In the context of chess:
- playing X because it's a good move, is playing the game chess, not playing the metagame
- playing X explicitly because it is an unusual opening you think you are more familiar with than your opponent could be considered metagaming
- playing Y against X because you know good responses to most variations in this line is using a well known strategy (for instance the Sicilian defense), not metagaming
- playing Z as a response to X, not particularly because it is a good move, but because you have analysed your opponent's habits and found that he tends to get tired and blunder in long games, is considered metagaming
- trading your bishop for a rook because you consider a rook to be a more valuable piece is basic strategy, not metagaming
- sacrificing your queen to force a mate is a tactical combination, not metagaming
- trading queens off the board because it increases the chance of a draw is a strategy known as simplification, not metagaming
- trading queens off, explicitly because you consider yourself a stronger in the endgame than in the midgame, is playing to your own strengths, at best borderline metagaming
- trading queens off, because you know your opponent is desperate for a win and might make dubious moves to avoid a draw would be metagaming
- preparing disproportionately to play against a specific opening, because you think many people might be playing it after famous_player_A beat famous_player_B with it in a very spectacular game, would be metagaming

A few of the lines on the page I would have preferred to change are:
- Chess has a metagame, evolved over eons of play. One might say that the metagame is the game. —- Knowing lines well are important in chess, but this is to know the game itself, not the metagame.

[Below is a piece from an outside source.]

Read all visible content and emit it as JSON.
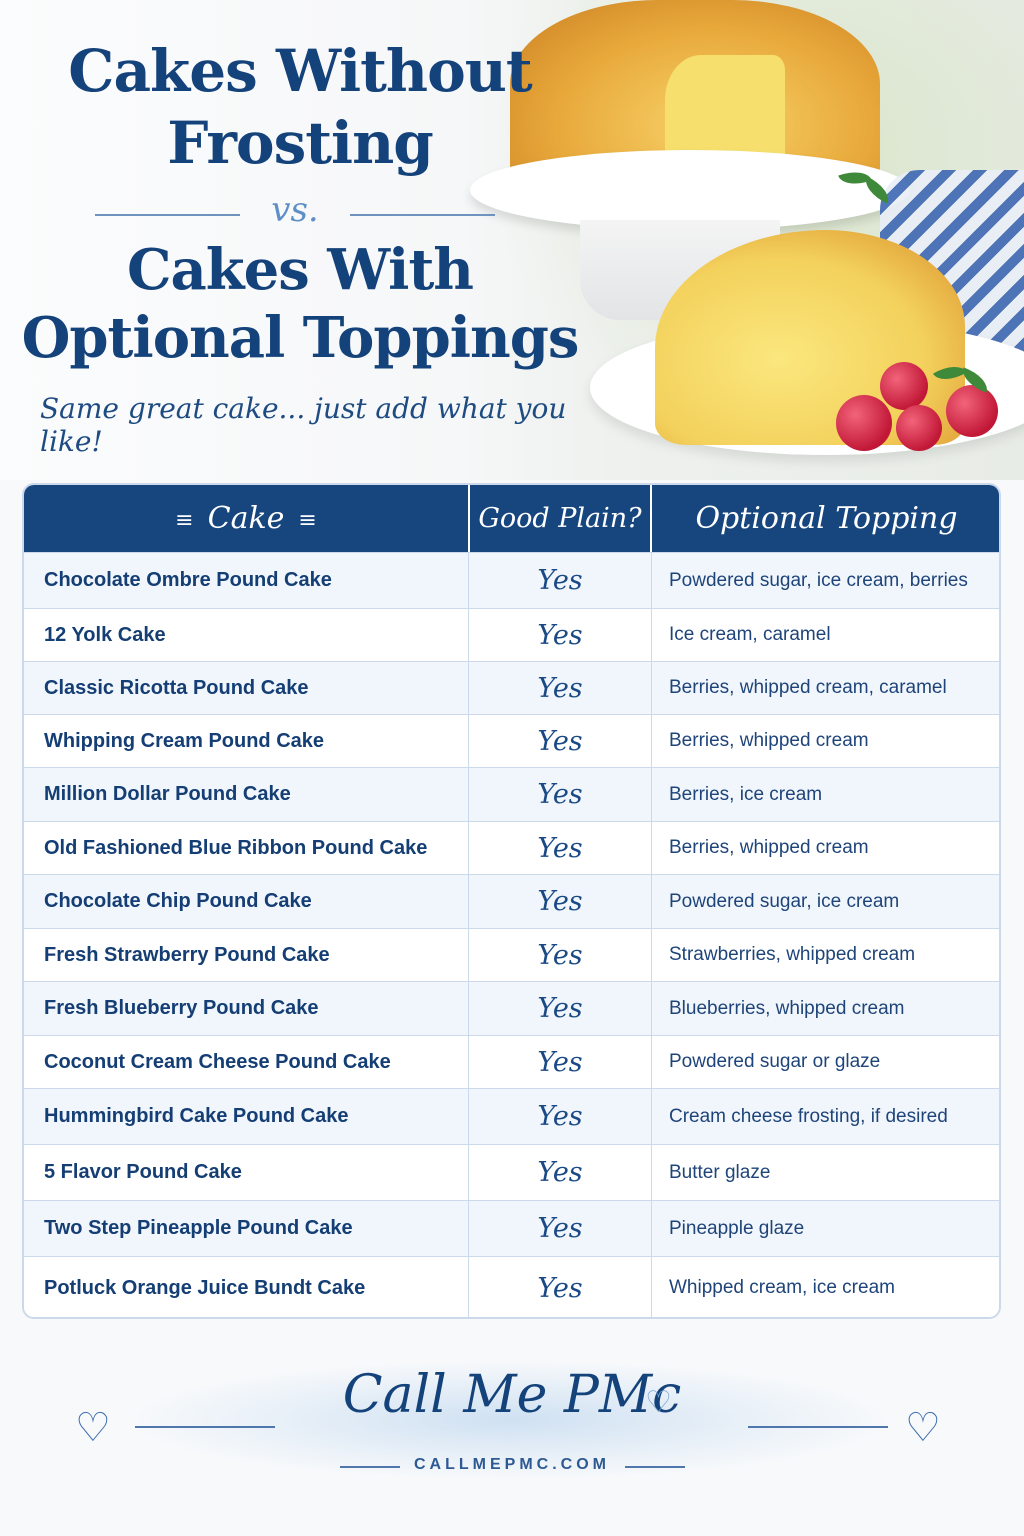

- Go, having existed for thousands of years with one of the simplest rulesets in the board-game world, is even more purely metagame. —- This doesn't even make sense. Emergent complexity has very little to do with metagame.
- Anyone who's played Ticket To Ride knows how important the little two-train and three-train routes into Las Vegas can become, and experienced players will often fight over who nabs those routes on turns two and three. —- A particular route being particularly valuable or scarce is not metagame, unless the reasons it was popular were something external to the game itself.
- Counting cards at blackjack that is, counting cards without getting caught is two levels of metagame for the price of one. —- Counting cards, illegal or not, has nothing to do with metagaming, it's just higher-level strategy.

So; yay or nay to trying to distinguish between strategy and metagaming?
MrWallet
topic
09:45:19 AM Jun 20th 2012
Should spychecking in TF 2 really be in the article? I'm hestitant to delete it entirely just on my own say-so, but it's a core game mechanic, not something that arose in the metagame. It took a while for the name "spycheck" to become universal, but "use the flamethrower to check for spies" is one of the core mechanics of the pyro's intended design, and people were doing in beta. They even had to buff pyros after the community got good enough at identifying spies, so that pyros could still be useful when their spychecking skill stopping being quite as vital as before.
Octagon8
09:03:17 PM Jun 20th 2012
edited by Octagon8
Isn't it just an example for how player strategies tend to evolve, and a game can rebalance itself? In that case, I'd say it belongs here.